What is red temperature? The red-warm meme originated from the e-sports circle, specifically referring to the phenomenon of former "League of Legends" professional player Uzi's face turning red when he is nervous or excited during the game. It has become an interesting expression on the Internet to describe people's faces turning red due to excitement and anxiety. The following is Let’s follow the editor to see the detailed introduction of this meme. Introduction to the meaning of the Hongwen meme "Red Wen" as an Internet meme originated from the live broadcast culture in the field of e-sports, especially the community related to "League of Legends" (League of Legends). This meme was originally used to describe a characteristic phenomenon of former professional player Uzi (Jian proudly) in the game. When Uzi is playing, his face will become extremely rosy due to nervousness, concentration or emotion. This state is jokingly likened to the in-game hero "Rambo" by the audience.

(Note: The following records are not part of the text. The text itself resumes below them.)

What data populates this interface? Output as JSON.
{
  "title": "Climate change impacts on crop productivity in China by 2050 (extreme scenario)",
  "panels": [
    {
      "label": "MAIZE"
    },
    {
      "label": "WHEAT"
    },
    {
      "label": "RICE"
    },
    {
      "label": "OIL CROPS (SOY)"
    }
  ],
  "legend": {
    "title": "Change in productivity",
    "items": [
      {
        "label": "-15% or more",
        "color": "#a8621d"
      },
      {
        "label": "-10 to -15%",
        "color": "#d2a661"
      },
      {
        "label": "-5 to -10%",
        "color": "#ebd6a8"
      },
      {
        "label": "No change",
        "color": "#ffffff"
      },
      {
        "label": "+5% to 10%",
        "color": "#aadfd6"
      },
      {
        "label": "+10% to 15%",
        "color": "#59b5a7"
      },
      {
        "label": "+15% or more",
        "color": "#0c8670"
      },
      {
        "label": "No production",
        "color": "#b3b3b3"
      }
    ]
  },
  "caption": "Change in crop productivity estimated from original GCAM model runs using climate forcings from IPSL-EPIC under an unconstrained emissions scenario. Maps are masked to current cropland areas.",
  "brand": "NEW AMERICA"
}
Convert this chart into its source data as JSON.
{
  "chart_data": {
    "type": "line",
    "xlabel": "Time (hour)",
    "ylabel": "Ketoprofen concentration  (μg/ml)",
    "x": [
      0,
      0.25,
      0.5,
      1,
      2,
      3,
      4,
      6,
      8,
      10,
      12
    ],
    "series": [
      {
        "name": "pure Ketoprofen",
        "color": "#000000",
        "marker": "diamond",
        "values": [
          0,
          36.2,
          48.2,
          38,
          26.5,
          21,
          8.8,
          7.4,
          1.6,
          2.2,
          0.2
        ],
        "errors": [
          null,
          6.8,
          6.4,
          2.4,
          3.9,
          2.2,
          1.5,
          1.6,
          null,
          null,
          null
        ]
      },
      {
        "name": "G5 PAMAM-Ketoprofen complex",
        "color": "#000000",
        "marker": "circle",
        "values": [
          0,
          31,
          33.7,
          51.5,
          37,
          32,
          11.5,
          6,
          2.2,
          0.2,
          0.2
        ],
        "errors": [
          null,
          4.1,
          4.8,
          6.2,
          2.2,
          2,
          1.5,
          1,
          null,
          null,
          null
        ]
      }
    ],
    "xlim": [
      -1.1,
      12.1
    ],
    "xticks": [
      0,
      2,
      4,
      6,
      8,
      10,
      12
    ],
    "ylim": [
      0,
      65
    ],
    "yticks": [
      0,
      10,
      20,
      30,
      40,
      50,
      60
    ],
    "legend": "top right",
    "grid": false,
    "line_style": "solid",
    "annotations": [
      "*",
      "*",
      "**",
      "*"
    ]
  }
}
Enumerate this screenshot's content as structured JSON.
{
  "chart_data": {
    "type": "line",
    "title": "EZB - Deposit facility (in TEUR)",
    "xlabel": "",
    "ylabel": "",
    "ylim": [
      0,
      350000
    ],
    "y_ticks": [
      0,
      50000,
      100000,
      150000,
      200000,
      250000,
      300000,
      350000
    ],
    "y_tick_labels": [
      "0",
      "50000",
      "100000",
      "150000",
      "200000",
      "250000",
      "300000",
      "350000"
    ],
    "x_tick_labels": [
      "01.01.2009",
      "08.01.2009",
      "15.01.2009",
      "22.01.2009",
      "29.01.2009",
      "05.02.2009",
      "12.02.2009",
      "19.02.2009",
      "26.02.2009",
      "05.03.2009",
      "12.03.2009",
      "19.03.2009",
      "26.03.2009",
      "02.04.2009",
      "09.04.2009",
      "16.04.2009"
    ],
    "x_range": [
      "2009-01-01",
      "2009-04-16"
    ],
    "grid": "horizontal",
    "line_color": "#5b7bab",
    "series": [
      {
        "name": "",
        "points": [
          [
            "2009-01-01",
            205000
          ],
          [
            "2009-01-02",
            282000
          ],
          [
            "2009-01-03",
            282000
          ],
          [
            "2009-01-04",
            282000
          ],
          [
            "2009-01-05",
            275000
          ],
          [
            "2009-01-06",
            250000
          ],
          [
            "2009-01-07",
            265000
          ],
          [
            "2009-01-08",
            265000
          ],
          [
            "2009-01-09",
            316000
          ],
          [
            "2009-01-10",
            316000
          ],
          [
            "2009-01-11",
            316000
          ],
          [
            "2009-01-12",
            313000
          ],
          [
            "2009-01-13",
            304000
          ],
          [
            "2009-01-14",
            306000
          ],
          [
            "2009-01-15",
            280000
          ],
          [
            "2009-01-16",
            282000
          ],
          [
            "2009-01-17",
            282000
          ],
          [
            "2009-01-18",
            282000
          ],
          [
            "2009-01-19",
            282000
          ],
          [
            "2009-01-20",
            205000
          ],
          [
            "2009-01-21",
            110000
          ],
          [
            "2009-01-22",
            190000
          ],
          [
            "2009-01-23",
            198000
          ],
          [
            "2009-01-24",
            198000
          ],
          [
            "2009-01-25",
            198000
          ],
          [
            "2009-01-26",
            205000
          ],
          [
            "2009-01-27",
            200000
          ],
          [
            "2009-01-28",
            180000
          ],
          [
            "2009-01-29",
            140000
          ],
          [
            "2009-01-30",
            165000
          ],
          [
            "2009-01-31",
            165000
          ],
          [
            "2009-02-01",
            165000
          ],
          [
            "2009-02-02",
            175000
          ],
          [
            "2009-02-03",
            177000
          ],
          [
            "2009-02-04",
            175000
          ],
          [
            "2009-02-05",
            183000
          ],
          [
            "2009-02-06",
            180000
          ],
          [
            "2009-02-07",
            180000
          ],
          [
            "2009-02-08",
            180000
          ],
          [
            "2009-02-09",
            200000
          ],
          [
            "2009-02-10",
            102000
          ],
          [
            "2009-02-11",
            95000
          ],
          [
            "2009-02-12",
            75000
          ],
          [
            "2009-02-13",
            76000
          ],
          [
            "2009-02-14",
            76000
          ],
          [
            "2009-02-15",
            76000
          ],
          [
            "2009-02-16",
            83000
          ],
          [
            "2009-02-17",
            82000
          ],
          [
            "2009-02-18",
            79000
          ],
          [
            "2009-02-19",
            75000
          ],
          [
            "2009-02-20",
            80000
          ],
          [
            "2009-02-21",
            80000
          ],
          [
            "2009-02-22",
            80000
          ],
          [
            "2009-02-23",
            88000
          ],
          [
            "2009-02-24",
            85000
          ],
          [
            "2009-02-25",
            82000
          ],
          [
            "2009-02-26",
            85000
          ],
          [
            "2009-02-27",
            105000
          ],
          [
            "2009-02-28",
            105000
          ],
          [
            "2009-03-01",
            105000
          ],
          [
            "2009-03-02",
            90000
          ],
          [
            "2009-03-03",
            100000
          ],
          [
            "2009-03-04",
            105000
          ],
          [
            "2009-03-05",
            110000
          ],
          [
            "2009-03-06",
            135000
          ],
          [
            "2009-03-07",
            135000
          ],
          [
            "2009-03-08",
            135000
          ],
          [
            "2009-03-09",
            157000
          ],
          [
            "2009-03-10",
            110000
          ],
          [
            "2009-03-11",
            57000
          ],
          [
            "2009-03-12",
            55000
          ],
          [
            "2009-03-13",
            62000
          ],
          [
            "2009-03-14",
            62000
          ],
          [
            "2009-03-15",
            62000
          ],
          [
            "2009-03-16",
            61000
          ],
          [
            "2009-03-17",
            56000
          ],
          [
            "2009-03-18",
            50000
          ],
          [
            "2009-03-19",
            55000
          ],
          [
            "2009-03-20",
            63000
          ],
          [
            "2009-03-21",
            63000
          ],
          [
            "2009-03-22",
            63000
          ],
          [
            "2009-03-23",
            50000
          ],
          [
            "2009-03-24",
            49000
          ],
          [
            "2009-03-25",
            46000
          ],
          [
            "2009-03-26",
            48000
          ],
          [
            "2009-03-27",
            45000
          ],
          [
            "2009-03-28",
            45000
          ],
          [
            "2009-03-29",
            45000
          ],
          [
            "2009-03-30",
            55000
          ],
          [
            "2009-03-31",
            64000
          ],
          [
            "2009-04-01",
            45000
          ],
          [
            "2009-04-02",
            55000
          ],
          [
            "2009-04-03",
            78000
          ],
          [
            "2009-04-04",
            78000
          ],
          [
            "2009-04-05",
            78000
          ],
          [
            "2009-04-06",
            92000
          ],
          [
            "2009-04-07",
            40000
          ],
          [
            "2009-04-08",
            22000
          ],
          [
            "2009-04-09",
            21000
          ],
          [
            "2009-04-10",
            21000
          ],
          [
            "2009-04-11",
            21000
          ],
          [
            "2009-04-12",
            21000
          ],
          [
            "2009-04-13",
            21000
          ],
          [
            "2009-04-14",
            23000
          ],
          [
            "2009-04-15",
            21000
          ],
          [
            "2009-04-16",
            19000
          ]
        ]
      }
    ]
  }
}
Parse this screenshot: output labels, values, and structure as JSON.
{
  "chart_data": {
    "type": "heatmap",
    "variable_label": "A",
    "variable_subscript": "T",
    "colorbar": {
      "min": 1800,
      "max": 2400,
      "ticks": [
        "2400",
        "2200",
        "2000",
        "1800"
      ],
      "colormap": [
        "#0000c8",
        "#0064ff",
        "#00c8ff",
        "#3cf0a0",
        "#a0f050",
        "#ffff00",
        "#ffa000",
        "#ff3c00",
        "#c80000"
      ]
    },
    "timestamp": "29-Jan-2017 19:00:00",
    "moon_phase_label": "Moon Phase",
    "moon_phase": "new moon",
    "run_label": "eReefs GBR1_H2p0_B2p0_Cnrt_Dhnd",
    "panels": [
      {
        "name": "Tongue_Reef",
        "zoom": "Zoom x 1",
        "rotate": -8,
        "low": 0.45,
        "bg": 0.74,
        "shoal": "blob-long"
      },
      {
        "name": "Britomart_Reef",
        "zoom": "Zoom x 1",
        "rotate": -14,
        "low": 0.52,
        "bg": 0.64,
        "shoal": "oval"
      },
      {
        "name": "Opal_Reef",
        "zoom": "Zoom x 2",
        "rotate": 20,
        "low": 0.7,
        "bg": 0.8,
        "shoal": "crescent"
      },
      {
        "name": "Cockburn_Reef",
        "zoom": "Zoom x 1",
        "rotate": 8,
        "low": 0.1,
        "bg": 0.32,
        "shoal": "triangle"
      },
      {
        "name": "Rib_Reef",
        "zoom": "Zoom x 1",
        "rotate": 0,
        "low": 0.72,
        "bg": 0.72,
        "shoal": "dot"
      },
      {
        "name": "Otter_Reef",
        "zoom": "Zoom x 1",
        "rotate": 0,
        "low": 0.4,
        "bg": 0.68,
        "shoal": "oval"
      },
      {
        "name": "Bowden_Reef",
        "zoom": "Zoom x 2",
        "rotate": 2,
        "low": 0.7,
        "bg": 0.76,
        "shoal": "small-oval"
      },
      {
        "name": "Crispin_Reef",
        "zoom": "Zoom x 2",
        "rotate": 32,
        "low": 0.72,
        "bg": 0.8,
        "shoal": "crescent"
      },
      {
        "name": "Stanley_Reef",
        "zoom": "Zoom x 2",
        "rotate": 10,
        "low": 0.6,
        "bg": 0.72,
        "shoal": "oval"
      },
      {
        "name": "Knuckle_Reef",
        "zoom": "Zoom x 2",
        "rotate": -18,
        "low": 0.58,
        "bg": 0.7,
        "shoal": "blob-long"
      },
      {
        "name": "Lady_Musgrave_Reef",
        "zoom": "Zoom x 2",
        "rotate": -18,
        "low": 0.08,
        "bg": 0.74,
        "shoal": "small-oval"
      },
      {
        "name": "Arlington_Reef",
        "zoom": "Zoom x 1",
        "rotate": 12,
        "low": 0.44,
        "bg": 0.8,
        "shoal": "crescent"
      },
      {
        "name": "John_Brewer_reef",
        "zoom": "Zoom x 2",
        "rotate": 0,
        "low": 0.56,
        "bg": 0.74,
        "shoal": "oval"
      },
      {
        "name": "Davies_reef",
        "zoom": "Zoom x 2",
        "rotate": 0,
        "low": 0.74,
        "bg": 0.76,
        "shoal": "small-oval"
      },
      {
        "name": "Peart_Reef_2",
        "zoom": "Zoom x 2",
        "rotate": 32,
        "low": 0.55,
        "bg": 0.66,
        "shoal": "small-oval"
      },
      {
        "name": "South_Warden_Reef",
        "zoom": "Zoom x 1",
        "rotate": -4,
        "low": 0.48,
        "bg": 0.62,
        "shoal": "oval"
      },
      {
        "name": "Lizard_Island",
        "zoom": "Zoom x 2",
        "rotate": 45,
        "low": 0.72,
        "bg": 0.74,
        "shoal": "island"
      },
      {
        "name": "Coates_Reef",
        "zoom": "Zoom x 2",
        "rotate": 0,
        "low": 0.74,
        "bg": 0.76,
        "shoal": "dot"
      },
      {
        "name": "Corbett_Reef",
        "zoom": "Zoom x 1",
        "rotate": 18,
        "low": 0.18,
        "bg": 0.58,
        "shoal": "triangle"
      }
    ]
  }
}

System76 has made waves recently with its Cosmic desktop environment, which is slated to launch with the next major alpha build of Pop!_OS on August 8. However, a recent post on X by System76 CEO, Carl Richell, has tipped that the Cosmic DE developer

What does it mean because he is good at stalking? I believe that many friends have seen such a comment in many short video comment areas. So what does it mean because he is good? Today, the editor has brought you an introduction to the meme "because he is good". For those who don’t know yet, come and take a look. The origin of the meme “because he is good”: The meme “because he is good” originated from the Internet, especially a popular meme on short video platforms such as Douyin, and is related to a joke by the well-known cross talk actor Guo Degang. In this paragraph, Guo Degang listed several reasons not to do something in a humorous way. Each reason ended with "because he is good", forming a humorous logical closed loop. In fact, there is no direct causal relationship. , but a nonsensical and funny expression. Hot memes: For example, “I can’t do it

Why is there no air conditioner in the dormitory? The Internet meme "Where is the air conditioning in the dormitory?" originated from the humorous complaints made by students about the lack of air conditioning in dormitories. Through exaggeration and self-deprecation, it expresses the desire for a cool and comfortable environment in the hot summer and the realistic conditions. The contrast, let’s follow the editor to take a look at the introduction of this meme. Where is the air conditioning in the dormitory? The origin of the meme: "Where is the air conditioning in the dormitory?" This meme comes from a ridicule of campus life, especially for those school dormitories with relatively basic accommodation conditions and no air conditioning. It reflects students' desire for improved accommodation conditions, especially the need for air conditioning during the hot summer months. This meme is circulated on the Internet and is often used in communication between students to humorously express frustration and frustration with the lack of air conditioning in hot weather.